A crise do governo serve - nas palavras de Zapatero - "para sermos mais rápidos e eficazes na luta contra a crise, para aumentar a cooperação com todas as administrações de nosso país junto ao diálogo social, para continuar melhorando nossas infraestruturas, para reforçar a aposta estratégica na educação e para terminar o quanto antes as demais reformas modernizadoras". E concluiu que a crise também serve "para manter bem vivos os sinais de identidade de um projeto progressista como são as políticas sociais e o prestígio da cultura espanhola".

Essa argumentação soa como uma certa crítica implícita aos ministros destituídos, com Pedro Solbes na cabeça. Zapatero parece dizer que com Elena Salgado (Economia), Manuel Chaves (Política Territorial), José Blanco (Fomento), Ángel Gabilondo (Educação), Trinidad Jiménez (Saúde) e Ángeles González-Sinde (Cultura) esses objetivos podem ser alcançados. Ou que Solbes freava a recuperação.

Como vislumbrar é "conjeturar por leves indícios", Zapatero baseou esse final da crise econômica - "a mais grave do último meio século" - nos dados do plano de investimento local, os novos encargos para o setor automobilístico e o superávit da previdência social, entre outros.
"Os números de desemprego e emprego terão uma cor mais nivelada nos próximos meses", chegou a proclamar na réplica. "Continuamos mergulhados na fase aguda da crise, mas os efeitos das medidas começarão a ser notados nos próximos meses no emprego", acrescentou.

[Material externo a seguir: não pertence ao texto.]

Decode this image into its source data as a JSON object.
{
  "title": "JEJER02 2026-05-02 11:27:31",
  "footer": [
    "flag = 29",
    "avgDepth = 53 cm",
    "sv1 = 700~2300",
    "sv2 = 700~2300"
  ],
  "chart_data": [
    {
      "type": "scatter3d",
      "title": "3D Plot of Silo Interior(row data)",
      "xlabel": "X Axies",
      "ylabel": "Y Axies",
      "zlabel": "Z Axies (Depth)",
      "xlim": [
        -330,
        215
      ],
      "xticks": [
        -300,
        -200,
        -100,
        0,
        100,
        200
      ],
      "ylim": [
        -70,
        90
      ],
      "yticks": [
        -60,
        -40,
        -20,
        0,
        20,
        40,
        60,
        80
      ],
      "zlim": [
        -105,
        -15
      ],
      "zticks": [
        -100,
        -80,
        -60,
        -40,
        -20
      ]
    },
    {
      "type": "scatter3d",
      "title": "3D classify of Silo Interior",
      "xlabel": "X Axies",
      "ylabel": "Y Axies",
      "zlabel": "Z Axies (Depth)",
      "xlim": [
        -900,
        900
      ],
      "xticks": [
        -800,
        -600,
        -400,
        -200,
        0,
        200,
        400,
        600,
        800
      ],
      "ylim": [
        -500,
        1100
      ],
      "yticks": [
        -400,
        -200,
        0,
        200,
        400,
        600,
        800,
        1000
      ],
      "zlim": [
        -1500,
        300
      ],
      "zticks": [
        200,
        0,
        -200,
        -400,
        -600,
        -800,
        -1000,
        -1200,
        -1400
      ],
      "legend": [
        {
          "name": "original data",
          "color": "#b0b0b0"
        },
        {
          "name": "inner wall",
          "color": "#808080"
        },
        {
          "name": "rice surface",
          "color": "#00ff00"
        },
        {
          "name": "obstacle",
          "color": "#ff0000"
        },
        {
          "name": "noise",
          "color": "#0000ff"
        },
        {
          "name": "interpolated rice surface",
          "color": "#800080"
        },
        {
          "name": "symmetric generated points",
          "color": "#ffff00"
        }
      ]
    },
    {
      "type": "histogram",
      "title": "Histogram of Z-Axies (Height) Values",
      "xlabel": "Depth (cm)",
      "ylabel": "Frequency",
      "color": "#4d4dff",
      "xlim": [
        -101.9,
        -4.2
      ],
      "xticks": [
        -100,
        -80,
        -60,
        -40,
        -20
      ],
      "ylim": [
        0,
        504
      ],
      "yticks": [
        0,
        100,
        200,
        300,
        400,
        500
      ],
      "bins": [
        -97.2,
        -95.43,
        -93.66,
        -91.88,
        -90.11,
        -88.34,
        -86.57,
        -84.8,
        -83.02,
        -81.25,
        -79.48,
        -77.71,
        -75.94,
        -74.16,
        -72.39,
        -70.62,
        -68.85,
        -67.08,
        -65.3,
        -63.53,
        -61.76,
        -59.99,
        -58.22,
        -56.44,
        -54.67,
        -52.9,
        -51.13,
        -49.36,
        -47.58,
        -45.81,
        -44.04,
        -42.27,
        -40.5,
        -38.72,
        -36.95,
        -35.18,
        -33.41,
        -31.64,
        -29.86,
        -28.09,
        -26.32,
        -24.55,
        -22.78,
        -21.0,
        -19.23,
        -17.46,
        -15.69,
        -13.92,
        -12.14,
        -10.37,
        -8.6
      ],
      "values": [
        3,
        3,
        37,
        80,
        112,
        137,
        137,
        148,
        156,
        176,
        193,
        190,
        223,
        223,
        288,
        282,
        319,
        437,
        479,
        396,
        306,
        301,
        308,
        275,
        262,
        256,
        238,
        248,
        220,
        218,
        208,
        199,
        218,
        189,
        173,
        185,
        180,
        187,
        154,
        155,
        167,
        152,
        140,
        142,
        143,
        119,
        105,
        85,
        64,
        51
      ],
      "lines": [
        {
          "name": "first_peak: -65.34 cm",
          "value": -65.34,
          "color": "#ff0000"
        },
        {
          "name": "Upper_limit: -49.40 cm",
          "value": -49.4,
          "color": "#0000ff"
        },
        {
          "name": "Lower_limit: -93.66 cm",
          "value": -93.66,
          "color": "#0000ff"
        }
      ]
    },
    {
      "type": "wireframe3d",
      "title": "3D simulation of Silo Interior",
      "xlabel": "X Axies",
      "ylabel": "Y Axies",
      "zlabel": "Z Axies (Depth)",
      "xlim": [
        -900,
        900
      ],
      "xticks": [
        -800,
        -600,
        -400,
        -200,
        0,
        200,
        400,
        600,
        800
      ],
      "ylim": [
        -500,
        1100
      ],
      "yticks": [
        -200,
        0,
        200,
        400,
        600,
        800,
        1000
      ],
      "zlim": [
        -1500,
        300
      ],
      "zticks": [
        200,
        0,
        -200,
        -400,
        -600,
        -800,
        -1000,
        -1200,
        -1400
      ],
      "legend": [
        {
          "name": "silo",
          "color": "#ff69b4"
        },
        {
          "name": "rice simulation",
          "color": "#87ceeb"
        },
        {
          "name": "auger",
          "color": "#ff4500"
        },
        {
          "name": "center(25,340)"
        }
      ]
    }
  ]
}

Que o presidente faça esses prognósticos ainda é mais relevante se cumprir a previsão da maioria dos porta-vozes, que considera que a substituição de Solbes por Salgado coloca realmente Zapatero à frente da economia. "Temo, no sentido amplo da expressão, que o novo ministro da Economia seja o senhor, e por certo já não terá de ficar à sombra do senhor Pedro Solbes", disse Joan Ridao (Esquerda Republicana da Catalunha, ERC).

Zapatero escutou as críticas de todos pela crise econômica, "a improvisação", a localização itinerante da competência da dependência e as universidades, e a criação de uma terceira vice-presidência, e respondeu em um tom ácido a quase todos. Mais duro com o Partido Popular e os nacionalistas da Convergência e União (CiU) e sobretudo com o Partido Nacionalista Basco (PNV) e um pouco menos com a esquerda. Se apreciou como nunca que a seleção natural, a lógica política e os acontecimentos decantaram a Câmara em dois blocos: o do PP e os nacionalistas e o da esquerda (ERC, Bloco Nacionalista Galego - BNG, Esquerda Unida - IU e Iniciativa para a Catalunha-Verdes - ICV), nos quais Zapatero espera apoiar-se fundamentalmente.

Assim, de forma significativa, Duran (CiU) começou com esta frase: "Subscrevo a filosofia descrita pelo porta-voz do Grupo Popular (Rajoy) em suas primeiras palavras. Sinceramente, no comparecimento do presidente do governo pouco se disse sobre a remodelação do mesmo e, em todo caso, pelo menos no julgamento de nosso grupo parlamentar, o dito sobre economia é pura e simplesmente mais do mesmo".

Com Rajoy o primeiro-ministro debateu as palavras do governador do Banco da Espanha, Miguel Ángel Fernández Ordóñez, sobre o suposto déficit da previdência social, que Zapatero negou e que o líder da oposição esgrimiu com entusiasmo.

Caiu na armadilha e se enredou nas 12 medidas econômicas anunciadas por Rajoy, até transformá-las no centro do debate. "É absoluta literatura que não diz nada", disse o primeiro-ministro, para terminar cedendo ao PP a paternidade dos avais de 3 bilhões do Instituto de Crédito Oficial para garantir a cobrança das faturas não-pagas pelas prefeituras.